Pie IX et Don Bosco, Audiences pontificales pour la fondation de la Société Salésienne



L'œuvre de don Bosco se développe toujours. Le grand établissement, à la fois internat et externat, héberge deux cents enfants. Au collège, fondé depuis quelques années, vient s'ajouter une école primaire. Il existe des cours pour les jeunes artisans et commerçants, des ateliers de tous genres, un asile pour les sans-travail.
Tout cela entraîne bien des tracas et des soucis, tout cela coûte cher, très cher. Mais la Providence n'abandonne pas son serviteur, certainement assisté du haut du ciel par sa sainte mère et son angélique disciple. De temps en temps on organise une grande tombola pour laquelle les commerçants de Turin fournissent des lots importants. Le roi Victor-Emmanuel lui-même souscrit pour cinq cents billets. La tsarine, de passage à Turin, y consacre une somme considérable. Ainsi pare-t-on aux nécessités croissantes.
L'avenir de son œuvre inquiète beaucoup plus don Bosco que les difficultés présentes. Qu'arrivera-t-il lorsqu'il aura disparu ? Ses fondations, qui les maintiendra, qui les achèvera après sa mort ?
Don Bosco s'entretient souvent de ce sujet avec ses fils, surtout ses nombreux clercs, les futurs prêtres.

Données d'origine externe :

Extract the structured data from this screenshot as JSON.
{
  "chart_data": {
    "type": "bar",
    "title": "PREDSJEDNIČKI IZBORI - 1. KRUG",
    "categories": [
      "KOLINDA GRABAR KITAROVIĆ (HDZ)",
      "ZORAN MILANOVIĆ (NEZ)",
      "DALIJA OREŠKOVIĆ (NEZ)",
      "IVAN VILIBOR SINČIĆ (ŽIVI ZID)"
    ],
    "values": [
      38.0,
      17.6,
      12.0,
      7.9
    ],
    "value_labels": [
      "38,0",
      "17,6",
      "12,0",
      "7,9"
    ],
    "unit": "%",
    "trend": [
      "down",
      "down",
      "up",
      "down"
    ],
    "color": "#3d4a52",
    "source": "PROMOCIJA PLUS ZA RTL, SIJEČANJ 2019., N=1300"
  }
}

Il décide avec eux de créer une société qui portera le nom de Salésiens.
Mgr Fransoni, en exile, l'approuve. Don Cafasso l'encourage, et le ministre Rattazzi lui-même, le promoteur de la "loi des couvents", admet l'éventualité désirable d'une nouvelle société religieuse.

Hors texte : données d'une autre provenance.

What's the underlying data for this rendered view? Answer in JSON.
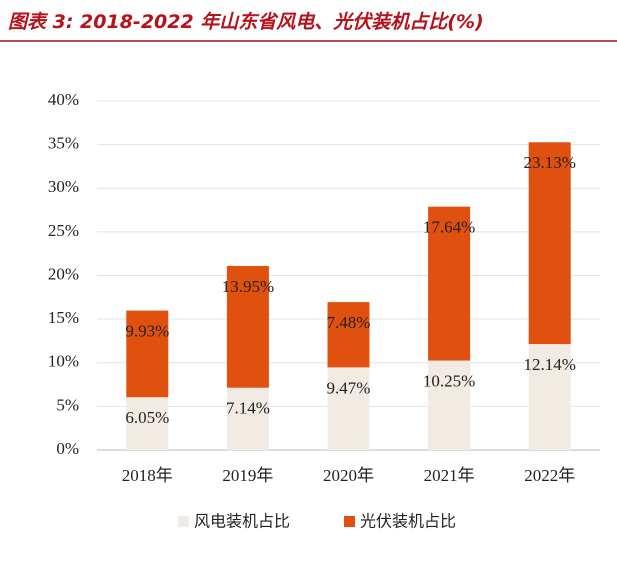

Un jour il fait venir don Bosco.
— Mon cher don Bosco, lui dit-il, je n'ai pas toujours été votre ami. J'avoue que je me suis longtemps défié de vous, mais j'ai constaté que vous faites beaucoup de bien et que vous méritez d'être aidé. Je vous souhaite de vivre longtemps, très longtemps, pour l'instruction et l'éducation de tant de pauvres enfants. Mais vous n'êtes pas immortel. Que deviendra votre œuvre après vous ? Y avez-vous songé ?
— Certainement, Excellence. J'y pense tous les jours.

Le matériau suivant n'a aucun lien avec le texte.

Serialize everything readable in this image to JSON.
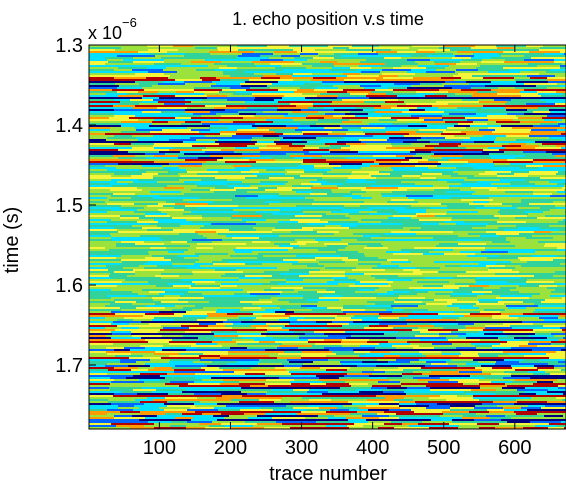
{
  "chart_data": {
    "type": "heatmap",
    "title": "1. echo position v.s time",
    "xlabel": "trace number",
    "ylabel": "time (s)",
    "y_scale_multiplier": {
      "base": "x 10",
      "exponent": "−6"
    },
    "xlim": [
      1,
      672
    ],
    "ylim": [
      1.3,
      1.78
    ],
    "y_reversed": true,
    "x_ticks": [
      100,
      200,
      300,
      400,
      500,
      600
    ],
    "x_tick_labels": [
      "100",
      "200",
      "300",
      "400",
      "500",
      "600"
    ],
    "y_ticks": [
      1.3,
      1.4,
      1.5,
      1.6,
      1.7
    ],
    "y_tick_labels": [
      "1.3",
      "1.4",
      "1.5",
      "1.6",
      "1.7"
    ],
    "colormap": [
      "#00007f",
      "#0066ff",
      "#00e0ff",
      "#32d39a",
      "#9be23c",
      "#f5f53a",
      "#ff9a00",
      "#b00000"
    ],
    "background_color": "#36c7a0",
    "band_structure": [
      {
        "from": 1.3,
        "to": 1.335,
        "amplitude": 0.45
      },
      {
        "from": 1.335,
        "to": 1.45,
        "amplitude": 1.0
      },
      {
        "from": 1.45,
        "to": 1.63,
        "amplitude": 0.25
      },
      {
        "from": 1.63,
        "to": 1.78,
        "amplitude": 1.0
      }
    ],
    "grid": false,
    "legend": "none"
  }
}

— À mon avis, vous devriez choisir quelques laïques, quelques ecclésiastiques, de votre entourage, les grouper en une société bien définie, leur inculquer enfin votre esprit et vos méthodes d'éducation, de façon à en faire non pas de simples auxiliaires, mais les continuateurs de votre œuvre.
— Je m'étonne que ce soit vous, Excellence, qui m'encouragiez à fonder une société religieuse.
— Je sais, je sais ! Vous pensez à la suppression de nombreuses maisons religieuses dans le royaume, vous pensez à la loi qui porte mon nom, mais tranquillisez-vous, la société que je préconise ne contredirait aucunement la législation en cours.
— Comment cela ?
— Fondez une société non pas de mainmorte, mais de vivants. Chaque membre y conserverait ses droits civiques. En un mot vote société ne devrait être aux yeux de la loi qu'une simple association de libres citoyens travaillant de concert à la réalisation d'un idéal de bienfaisance.
— Et votre Excellence me garantirait l'autorisation du gouvernement !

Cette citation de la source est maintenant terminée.